VALENZUELA-OSES, JOHANNA; GARCÍA, MÓNICA C

Lima

Encuentro; Encuentro Científico Internacional (ECI); 2018

Skin wounds caused by Herpesvirus represent a serious problem worldwide1. Creams and ointments are used for the treatment of this disease; however, they have some disadvantages, such us lack of residence time, improper dosification and thermodynamic unstability2. The aim of this research was to develop and characterize polymeric films loaded with acyclovir for the topical treatment of herpes. Interpolyelectrolyte-drug complexes (DIPEC) based on chitosan (Ch), hyaluronic acid (HA) and acyclovir (ACI) were develop by ionic interaction in aqueous dispersions, using a sufficient amount of ACI and HA to neutralize 50% and 10%of amine groups of Ch respectively.
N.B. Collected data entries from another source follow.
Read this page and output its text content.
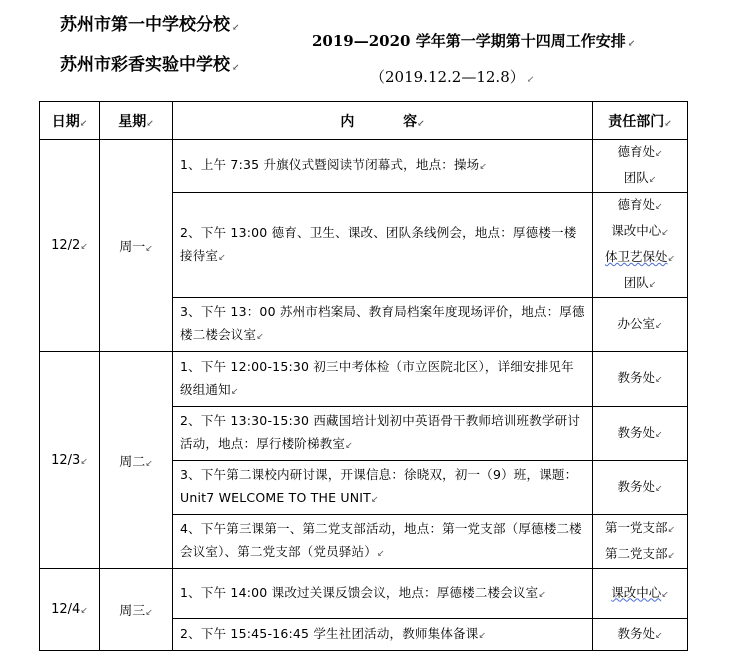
苏州市第一中学校分校 ↙
苏州市彩香实验中学校 ↙
2019—2020 学年第一学期第十四周工作安排 ↙
（2019.12.2—12.8） ↙
日期↙	星期↙	内          容↙	责任部门↙
12/2↙	周一↙	1、上午 7:35 升旗仪式暨阅读节闭幕式，地点：操场↙	德育处↙
团队↙
		2、下午 13:00 德育、卫生、课改、团队条线例会，地点：厚德楼一楼接待室↙	德育处↙
课改中心↙
体卫艺保处↙
团队↙
		3、下午 13：00 苏州市档案局、教育局档案年度现场评价，地点：厚德楼二楼会议室↙	办公室↙
12/3↙	周二↙	1、下午 12:00-15:30 初三中考体检（市立医院北区），详细安排见年级组通知↙	教务处↙
		2、下午 13:30-15:30 西藏国培计划初中英语骨干教师培训班教学研讨活动，地点：厚行楼阶梯教室↙	教务处↙
		3、下午第二课校内研讨课，开课信息：徐晓双，初一（9）班，课题：Unit7 WELCOME TO THE UNIT↙	教务处↙
		4、下午第三课第一、第二党支部活动，地点：第一党支部（厚德楼二楼会议室）、第二党支部（党员驿站）↙	第一党支部↙
第二党支部↙
12/4↙	周三↙	1、下午 14:00 课改过关课反馈会议，地点：厚德楼二楼会议室↙	课改中心↙
		2、下午 15:45-16:45 学生社团活动，教师集体备课↙	教务处↙
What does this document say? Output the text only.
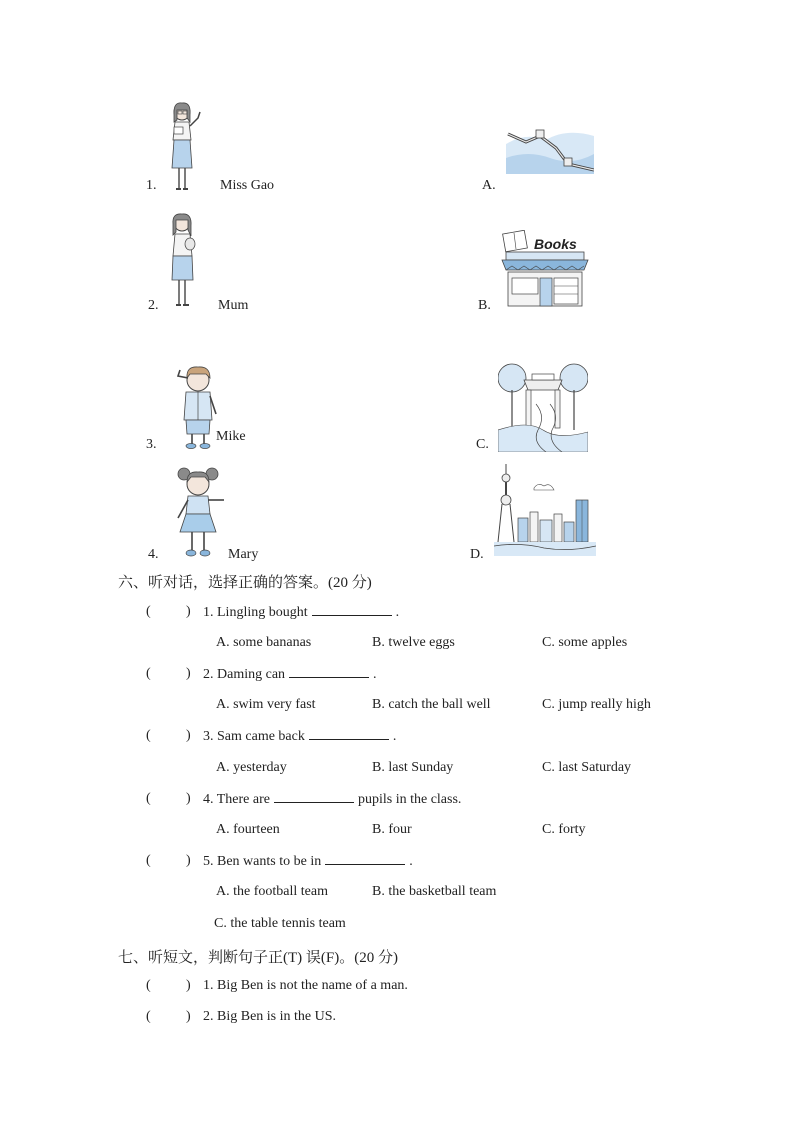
1.	Miss Gao
2.	Mum
3.
Mike
4.	Mary
A.
B.
Books
C.
D.
六、听对话，选择正确的答案。(20 分)
(	) 1. Lingling bought	.
A. some bananas	B. twelve eggs	C. some apples
(	) 2. Daming can	.
A. swim very fast	B. catch the ball well	C. jump really high
(	) 3. Sam came back	.
A. yesterday	B. last Sunday	C. last Saturday
(	) 4. There are	pupils in the class.
A. fourteen	B. four	C. forty
(	) 5. Ben wants to be in	.
A. the football team	B. the basketball team
C. the table tennis team
七、听短文，判断句子正(T) 误(F)。(20 分)
(	) 1. Big Ben is not the name of a man.
(	) 2. Big Ben is in the US.
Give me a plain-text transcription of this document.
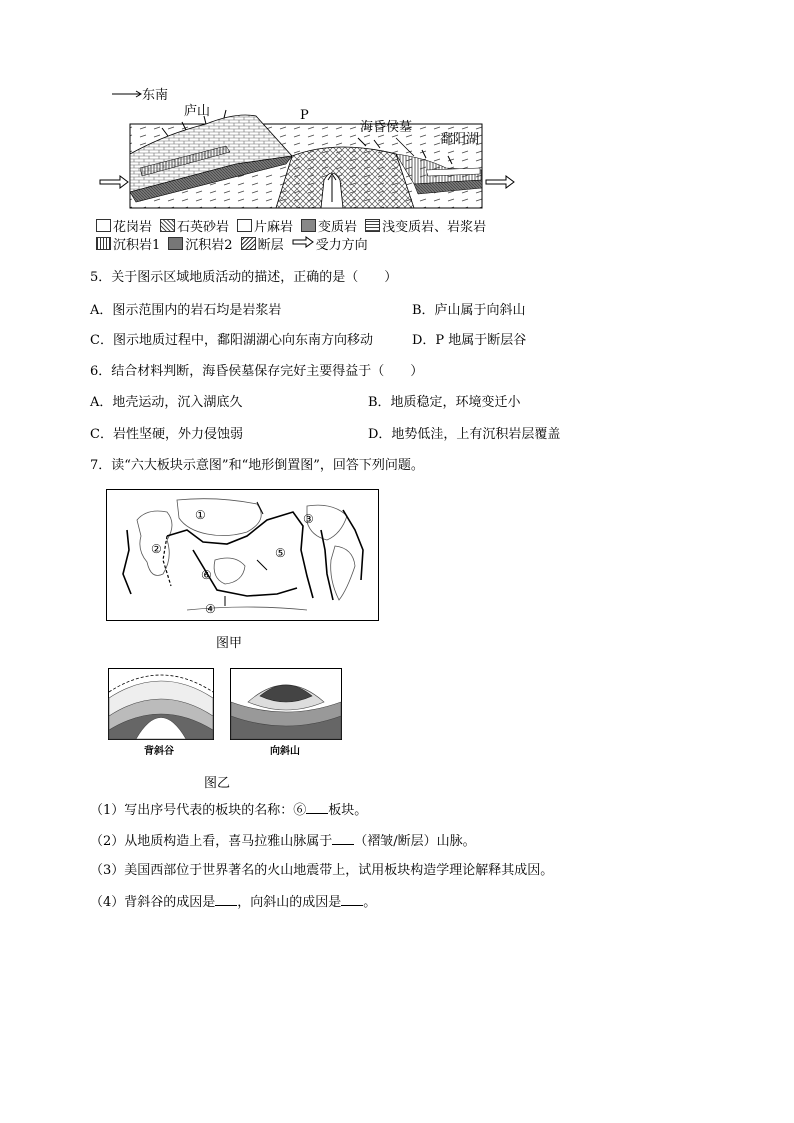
东南
庐山	P
海昏侯墓
鄱阳湖
花岗岩 石英砂岩 片麻岩 变质岩 浅变质岩、岩浆岩
沉积岩1 沉积岩2 断层 受力方向
5．关于图示区域地质活动的描述，正确的是（　　）
A．图示范围内的岩石均是岩浆岩	B．庐山属于向斜山
C．图示地质过程中，鄱阳湖湖心向东南方向移动	D．P 地属于断层谷
6．结合材料判断，海昏侯墓保存完好主要得益于（　　）
A．地壳运动，沉入湖底久	B．地质稳定，环境变迁小
C．岩性坚硬，外力侵蚀弱	D．地势低洼，上有沉积岩层覆盖
7．读“六大板块示意图”和“地形倒置图”，回答下列问题。
①
②
③
④
⑤
⑥
图甲
背斜谷	向斜山
图乙
（1）写出序号代表的板块的名称：⑥ 板块。
（2）从地质构造上看，喜马拉雅山脉属于 （褶皱/断层）山脉。
（3）美国西部位于世界著名的火山地震带上，试用板块构造学理论解释其成因。
（4）背斜谷的成因是 ，向斜山的成因是 。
DIPEC with the formula Ch- ACI50-HA10 were obtained. Hydrodynamic diameter (Dh) and zeta potential (ZP) of the DIPEC dispersions were analyzed by photon correlation spectroscopy (DLS). DIPEC loaded and unloaded with ACI showed sizes of 834.3±59 and 662.3±29 nm, respectively. ZP of the DIPEC showed values of 59.6±0.79. Ionic displacement by the addition of 0.9% NaCl showed a slight change in pH with NaCl due to ionic exchange with the conjugated base of the drug. In contrast, the addition of 5% glucose did not produce changes since this is a non-electrolyte. This result confirm the ionic interaction between the drug and polymer matrix. Differential exploratory calorimetry and thermogravimetric analysis (TGA) revealed the absence of fusion peak at 250 °C of the ACI showing evidence that there is no free drug. TGA showed that Ch, HA, ACI and DIPEC exhibited thermal stability at high temperatures compared to the physical mixture (simple mix of the powders of polymers and drug in the same proportion that in the DIPEC). X-ray diffraction and optical microscopy revealed that polymers and DIPEC are amorphous solids since they did not showed peaks in the diffractogram and no birefringent phenomenon was observed under the effect of polarized light in the microscope, which indicate absence of free drug. Films showed adequate drug uniformity content with variations less than 5%, which indicated that the process for obtaining the films is reproducible and the drug was distributed homogeneously throughout the film. In vitro release studies showed controlled release of ACI from the films. Films also exhibited bioadhesive properties and swelling behavior. Films show promising biopharmaceutical properties and they would be therapeutic alternatives for the topical treatment of herpes.